Le Premier ministre Jean Castex a assuré ce mercredi avoir "tiré les conséquences" du confinement du printemps pour l'actuel, notamment pour les grandes surfaces et les écoles, rappelant que les Français devaient rester chez eux "le plus possible" pour empêcher la propagation du Covid-19.

Il répondait au sénateur indépendant Jean-Pierre Verzelen lors des questions au gouvernement au Sénat, en pleine polémique face aux demandes de réouverture de commerces de proximité, arrêtés de plusieurs maires à l'appui. "On en a tiré des conséquences du premier confinement" du printemps, a-t-il assuré, affirmant que les décisions étaient "adaptées et cohérentes". "Oui, nous vous avons écoutés" les élus, a affirmé le Premier ministre.

"Au premier confinement, nous avions fermé tous les établissements scolaires et nous en avons tiré les conclusions parce que cette décision a comporté - vous me l'avez souvent dit - des conséquences extrêmement préjudiciables notamment pour nos enfants", a-t-il expliqué.

Une fermeture des rayons pour "rester chez soi le plus possible"

Le chef du gouvernement a également rappelé que tous les rayons des grandes surfaces étaient ouverts au printemps, qualifiant cette situation "d'inégalitaire" et justifiant ainsi sa décision de n'y autoriser cet automne que la vente de produits essentiels.
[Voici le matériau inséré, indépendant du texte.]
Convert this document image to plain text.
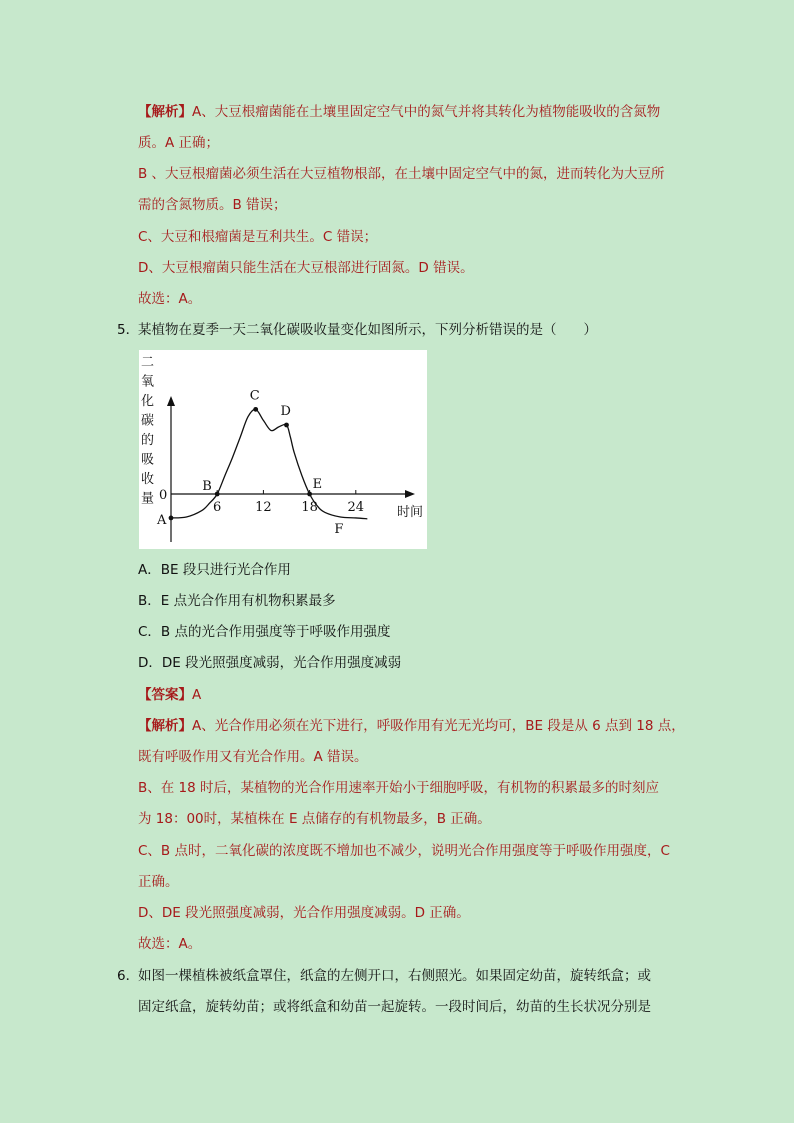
【解析】A、大豆根瘤菌能在土壤里固定空气中的氮气并将其转化为植物能吸收的含氮物

质。A 正确；

B 、大豆根瘤菌必须生活在大豆植物根部，在土壤中固定空气中的氮，进而转化为大豆所

需的含氮物质。B 错误；

C、大豆和根瘤菌是互利共生。C 错误；

D、大豆根瘤菌只能生活在大豆根部进行固氮。D 错误。

故选：A。

5．

某植物在夏季一天二氧化碳吸收量变化如图所示，下列分析错误的是（　　）

二
氧
化
碳
的
吸
收
量 0
时间
6	12 18 24
A
B
C
D
E
F

A．BE 段只进行光合作用

B．E 点光合作用有机物积累最多

C．B 点的光合作用强度等于呼吸作用强度

D．DE 段光照强度减弱，光合作用强度减弱

【答案】A

【解析】A、光合作用必须在光下进行，呼吸作用有光无光均可，BE 段是从 6 点到 18 点，

既有呼吸作用又有光合作用。A 错误。

B、在 18 时后，某植物的光合作用速率开始小于细胞呼吸，有机物的积累最多的时刻应

为 18：00时，某植株在 E 点储存的有机物最多，B 正确。

C、B 点时，二氧化碳的浓度既不增加也不减少，说明光合作用强度等于呼吸作用强度，C

正确。

D、DE 段光照强度减弱，光合作用强度减弱。D 正确。

故选：A。

6．

如图一棵植株被纸盒罩住，纸盒的左侧开口，右侧照光。如果固定幼苗，旋转纸盒；或

固定纸盒，旋转幼苗；或将纸盒和幼苗一起旋转。一段时间后，幼苗的生长状况分别是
"En fermant les rayons dans les grandes surfaces, nous allons limiter les flux et les occasions de sortie", a-t-il argumenté, réitérant que le confinement consistait à "rester chez soi le plus possible".

Devant l'Assemblée nationale mardi, Jean Castex avait déploré que certains élus aient appelé les maires à "violer les règles de la République" en prenant de tels arrêtés. Toutefois, le chef du gouvernement avait salué des maires "responsables" puisque, selon lui, 71 édiles seulement avaient pris un arrêté pour demander la réouverture des commerces. Plusieurs arrêtés ont déjà été suspendus par la justice administrative.